Nesta (Kittycat), basking in sunshine, 21 years
Occasionally I interview the children. I ask questions and share what they say with their parents as a way to help us all understand how children relate to their experiences.
“How do you know your Dad loves you?”
I sat in the rocking chair in the backyard at Starr’s House while Brennyn skipped a circle, hopped over a rock, and smiled broadly before stopping in front of me to reply, “Because he died and now he’s in my heart."
Later, I asked the director of the school, “Did Brennyn’s dad die?” He did. I didn’t know.
Brennyn’s response reminds me of the day Carly, our class gerbil, died. We found her when we arrived for class and placed a polka-dot-patterned doll blanket over her. We told the children what happened and invited them to gather in a circle around her to say goodbye. Carly’s face peeked out from the cover. The children took turns appreciating her.
“Carly, you were a nice pet.”
“Tell God hello.”
“I liked watching you exercise.”
Then Tomas threw up. One of us helped Tomas. The other children accepted this and continued.
“I thought you were a hamster, Carly.”
“I’ll always love you.”
“Now you’re in our heart, Carly,” said Maxwell.

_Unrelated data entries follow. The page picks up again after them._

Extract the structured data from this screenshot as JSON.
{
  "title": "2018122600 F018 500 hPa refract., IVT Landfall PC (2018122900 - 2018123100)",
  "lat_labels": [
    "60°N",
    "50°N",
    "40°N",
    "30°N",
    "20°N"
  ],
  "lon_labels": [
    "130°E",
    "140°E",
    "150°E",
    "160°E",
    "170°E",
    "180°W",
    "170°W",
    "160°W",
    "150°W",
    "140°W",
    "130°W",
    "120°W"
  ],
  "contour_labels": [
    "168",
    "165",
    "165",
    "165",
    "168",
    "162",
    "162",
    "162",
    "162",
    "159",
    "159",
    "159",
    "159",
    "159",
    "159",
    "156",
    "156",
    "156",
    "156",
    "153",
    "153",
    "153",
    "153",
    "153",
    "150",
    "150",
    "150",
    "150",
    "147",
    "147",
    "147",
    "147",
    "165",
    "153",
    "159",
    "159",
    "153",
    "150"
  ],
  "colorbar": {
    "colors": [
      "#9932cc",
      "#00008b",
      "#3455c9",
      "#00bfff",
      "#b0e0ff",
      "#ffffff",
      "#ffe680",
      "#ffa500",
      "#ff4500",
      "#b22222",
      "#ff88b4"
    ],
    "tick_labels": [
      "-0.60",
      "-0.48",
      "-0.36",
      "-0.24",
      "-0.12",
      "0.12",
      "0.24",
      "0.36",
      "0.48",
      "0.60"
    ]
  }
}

I'm thinking of my cat Nesta who passed peacefully today.
Pets provide opportunities to practice loving, letting go, and accepting the cycle of life.
I know what Brennan and Maxwell mean when they say we carry those we love in our hearts. I feel that about my son, who died six years ago, and since that experience, I understand better that I carry all the love I have for others with me.